Caution: Beware Overly Zealous Immigration Enforcement

Employers concerned with potential immigration raids and fines should beware going too far in their efforts to terminate undocumented workers. As one Kansas employer recently learned, overzealous enforcement may pave the way to liability for back pay, compensatory damages and attorneys fees for unlawful discrimination on the basis of race and national origin.

The employer, Elite Logistics, Inc., received a tip that it might be raided by federal authorities for employing illegal immigrants. Elite hired a background search firm to check its employees social security account numbers.  Mr.

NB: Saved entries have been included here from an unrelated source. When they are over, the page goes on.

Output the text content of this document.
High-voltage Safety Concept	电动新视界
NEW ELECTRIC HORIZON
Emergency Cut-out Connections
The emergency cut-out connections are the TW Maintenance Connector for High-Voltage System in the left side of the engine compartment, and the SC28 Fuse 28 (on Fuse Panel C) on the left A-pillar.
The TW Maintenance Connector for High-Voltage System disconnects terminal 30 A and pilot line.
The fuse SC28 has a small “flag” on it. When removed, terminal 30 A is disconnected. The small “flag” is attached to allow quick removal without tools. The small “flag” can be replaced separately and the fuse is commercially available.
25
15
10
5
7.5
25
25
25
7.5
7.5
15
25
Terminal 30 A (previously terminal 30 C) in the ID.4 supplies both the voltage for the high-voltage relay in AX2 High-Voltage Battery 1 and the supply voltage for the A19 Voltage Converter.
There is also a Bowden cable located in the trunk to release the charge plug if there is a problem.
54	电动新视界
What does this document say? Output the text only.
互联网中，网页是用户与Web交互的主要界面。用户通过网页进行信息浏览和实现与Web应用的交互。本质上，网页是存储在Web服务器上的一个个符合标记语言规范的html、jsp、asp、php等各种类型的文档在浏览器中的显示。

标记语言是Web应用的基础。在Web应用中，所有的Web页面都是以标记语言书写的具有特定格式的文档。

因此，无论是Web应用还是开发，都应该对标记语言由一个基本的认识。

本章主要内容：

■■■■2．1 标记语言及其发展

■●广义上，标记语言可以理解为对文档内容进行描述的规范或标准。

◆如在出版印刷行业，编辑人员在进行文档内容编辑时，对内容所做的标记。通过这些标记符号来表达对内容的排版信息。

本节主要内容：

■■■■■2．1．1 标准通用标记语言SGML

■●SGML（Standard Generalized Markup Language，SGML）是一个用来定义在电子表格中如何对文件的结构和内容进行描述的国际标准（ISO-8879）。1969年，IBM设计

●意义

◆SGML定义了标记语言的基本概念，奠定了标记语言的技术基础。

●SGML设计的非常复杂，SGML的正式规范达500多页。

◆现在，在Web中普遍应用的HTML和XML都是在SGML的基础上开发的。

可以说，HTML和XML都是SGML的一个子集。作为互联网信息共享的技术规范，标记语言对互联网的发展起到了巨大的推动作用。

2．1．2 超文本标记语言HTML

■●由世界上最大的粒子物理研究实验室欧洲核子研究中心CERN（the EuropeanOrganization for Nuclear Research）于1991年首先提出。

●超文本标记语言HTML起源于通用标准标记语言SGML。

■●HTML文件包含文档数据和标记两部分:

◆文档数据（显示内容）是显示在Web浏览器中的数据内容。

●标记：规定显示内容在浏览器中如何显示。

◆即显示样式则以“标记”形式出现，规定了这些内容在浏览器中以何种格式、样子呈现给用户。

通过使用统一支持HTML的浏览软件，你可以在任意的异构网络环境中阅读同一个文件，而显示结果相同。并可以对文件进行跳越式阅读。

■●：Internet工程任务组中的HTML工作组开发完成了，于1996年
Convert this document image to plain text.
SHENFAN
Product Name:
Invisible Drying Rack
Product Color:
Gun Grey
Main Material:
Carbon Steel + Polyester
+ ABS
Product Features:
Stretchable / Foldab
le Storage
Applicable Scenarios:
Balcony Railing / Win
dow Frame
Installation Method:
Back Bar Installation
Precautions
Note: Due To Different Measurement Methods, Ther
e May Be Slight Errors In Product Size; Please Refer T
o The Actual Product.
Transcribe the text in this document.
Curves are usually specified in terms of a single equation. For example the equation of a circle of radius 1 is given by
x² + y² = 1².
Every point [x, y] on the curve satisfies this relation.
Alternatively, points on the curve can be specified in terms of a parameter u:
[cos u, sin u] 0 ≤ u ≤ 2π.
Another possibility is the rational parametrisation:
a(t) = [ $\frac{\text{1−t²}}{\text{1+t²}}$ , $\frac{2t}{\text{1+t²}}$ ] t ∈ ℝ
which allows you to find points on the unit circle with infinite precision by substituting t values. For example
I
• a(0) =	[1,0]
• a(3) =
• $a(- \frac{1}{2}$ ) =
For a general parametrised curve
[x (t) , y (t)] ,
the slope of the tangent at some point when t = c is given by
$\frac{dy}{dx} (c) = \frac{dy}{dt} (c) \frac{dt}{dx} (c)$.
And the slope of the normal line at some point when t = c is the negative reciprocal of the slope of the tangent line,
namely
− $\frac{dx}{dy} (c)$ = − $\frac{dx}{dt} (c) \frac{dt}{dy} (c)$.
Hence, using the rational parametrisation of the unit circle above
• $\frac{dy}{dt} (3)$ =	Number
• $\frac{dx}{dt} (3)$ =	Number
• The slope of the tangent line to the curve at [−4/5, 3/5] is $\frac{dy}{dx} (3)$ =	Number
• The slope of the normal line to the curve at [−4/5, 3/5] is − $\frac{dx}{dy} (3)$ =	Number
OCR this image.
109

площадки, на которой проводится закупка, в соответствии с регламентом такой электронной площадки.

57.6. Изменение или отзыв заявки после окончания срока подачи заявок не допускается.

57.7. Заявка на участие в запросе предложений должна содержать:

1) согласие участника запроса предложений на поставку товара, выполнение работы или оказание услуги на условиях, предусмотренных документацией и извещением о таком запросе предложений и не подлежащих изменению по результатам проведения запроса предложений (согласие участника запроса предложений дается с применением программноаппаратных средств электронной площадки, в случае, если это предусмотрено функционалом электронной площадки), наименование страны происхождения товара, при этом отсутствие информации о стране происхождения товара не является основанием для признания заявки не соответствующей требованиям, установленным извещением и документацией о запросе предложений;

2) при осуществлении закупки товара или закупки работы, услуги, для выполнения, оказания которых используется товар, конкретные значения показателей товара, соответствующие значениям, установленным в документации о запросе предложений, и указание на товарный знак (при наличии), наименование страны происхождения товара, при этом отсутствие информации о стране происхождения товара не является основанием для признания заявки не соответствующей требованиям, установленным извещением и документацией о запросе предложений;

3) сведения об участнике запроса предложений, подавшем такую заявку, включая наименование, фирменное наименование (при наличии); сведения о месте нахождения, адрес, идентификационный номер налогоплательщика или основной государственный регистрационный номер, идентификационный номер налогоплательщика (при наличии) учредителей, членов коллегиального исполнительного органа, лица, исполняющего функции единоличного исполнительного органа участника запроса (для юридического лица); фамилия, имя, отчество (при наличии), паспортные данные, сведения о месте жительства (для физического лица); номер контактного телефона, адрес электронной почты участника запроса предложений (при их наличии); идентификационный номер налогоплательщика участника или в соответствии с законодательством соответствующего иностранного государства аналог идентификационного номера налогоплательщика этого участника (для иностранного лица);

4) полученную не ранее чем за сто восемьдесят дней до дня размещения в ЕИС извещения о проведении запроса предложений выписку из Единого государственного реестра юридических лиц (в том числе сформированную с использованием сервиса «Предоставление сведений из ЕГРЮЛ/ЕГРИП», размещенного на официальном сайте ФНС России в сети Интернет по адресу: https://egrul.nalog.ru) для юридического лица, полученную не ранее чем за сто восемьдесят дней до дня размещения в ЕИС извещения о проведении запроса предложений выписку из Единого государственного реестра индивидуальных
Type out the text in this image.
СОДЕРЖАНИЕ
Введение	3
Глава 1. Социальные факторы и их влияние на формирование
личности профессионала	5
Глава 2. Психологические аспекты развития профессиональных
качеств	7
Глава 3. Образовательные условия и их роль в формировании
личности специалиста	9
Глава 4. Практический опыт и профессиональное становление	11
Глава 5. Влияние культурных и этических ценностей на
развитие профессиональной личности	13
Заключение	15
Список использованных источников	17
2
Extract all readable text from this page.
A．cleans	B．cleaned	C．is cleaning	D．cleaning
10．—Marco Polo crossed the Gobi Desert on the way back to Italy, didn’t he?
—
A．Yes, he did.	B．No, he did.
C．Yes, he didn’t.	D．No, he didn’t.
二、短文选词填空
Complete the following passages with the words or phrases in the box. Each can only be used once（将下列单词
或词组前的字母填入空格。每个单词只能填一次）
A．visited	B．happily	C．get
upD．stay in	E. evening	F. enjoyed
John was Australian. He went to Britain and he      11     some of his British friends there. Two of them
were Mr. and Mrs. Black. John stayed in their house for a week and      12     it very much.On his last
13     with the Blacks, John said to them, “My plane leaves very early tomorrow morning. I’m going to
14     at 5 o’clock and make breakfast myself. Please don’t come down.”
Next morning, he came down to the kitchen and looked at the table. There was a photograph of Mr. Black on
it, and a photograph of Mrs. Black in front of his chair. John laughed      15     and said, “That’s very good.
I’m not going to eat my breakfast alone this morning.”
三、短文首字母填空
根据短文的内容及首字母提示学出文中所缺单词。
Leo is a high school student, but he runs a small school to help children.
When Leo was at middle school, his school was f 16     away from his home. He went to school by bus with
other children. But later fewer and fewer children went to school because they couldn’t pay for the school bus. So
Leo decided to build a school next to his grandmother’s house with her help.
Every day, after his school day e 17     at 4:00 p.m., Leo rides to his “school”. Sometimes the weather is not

Zamora, a long term permanent resident, was identified as a possible illegal immigrant based on the fact that his social security account number had been used by another person in California. Elite confronted Zamora and demanded that he obtain confirmation from the Social Security Administration ("SSA") within 10 days that his account number was valid or face termination. Zamora didn’t go to SSA, but he was naturalized in the interim and offered to produce his U.S. citizenship certificate when he reported 10 days later. Elite’s manager refused even to examine the document when offered, made a racial slur about Zamora, and terminated him based on the erroneous belief that his social security account number was invalid.

Zamora sued for discrimination based on race and national origin under Title VII of the Civil Rights Act of 1964. Elite prevailed at the summary judgment stage of the case in federal district court, successfully arguing that its mistaken belief that Zamora was undocumented constituted a legitimate, non-discriminatory reason for the termination. Zamora appealed, asserting that summary judgment had been granted erroneously inasmuch as factual disputes remained regarding whether Elite’s stated reason for Zamora’s termination was a pretext for unlawful discrimination: i.e., Elite’s utter failure to investigate the bona fides of Zamora’s citizenship claim, and the use of a racial epithet at the termination meeting which a reasonable jury could interpret as evidence of unlawful racial motive. The Tenth Circuit sided with Zamora in the appeal, holding that the district court erred in failing to submit the pretext issue to a jury for the reasons Zamora cited. The case has now been returned to the district court, where a jury will determine if Elite is liable for discriminating against Mr. Zamora, and if so, what relief he is entitled to receive.

The moral in this tale is that employers must exercise reasonable care in attempting to comply with workplace immigration rules. The Department of Homeland Security ("DHS") recently published a proposed rule announcing that employers must take prompt action upon receipt of SSA "no-match" letters or be at risk of liability for employers sanctions violations. The proposed rule (which will be covered in another update) articulates specific procedures to be followed with respect to employees identified in a SSA "no-match" notice. Ironically, if those rules had been applied in Mr. Zamora’s situation, he would not have been fired because his naturalization certificate provided sufficient proof of identity and work eligibility for I-9 purposes.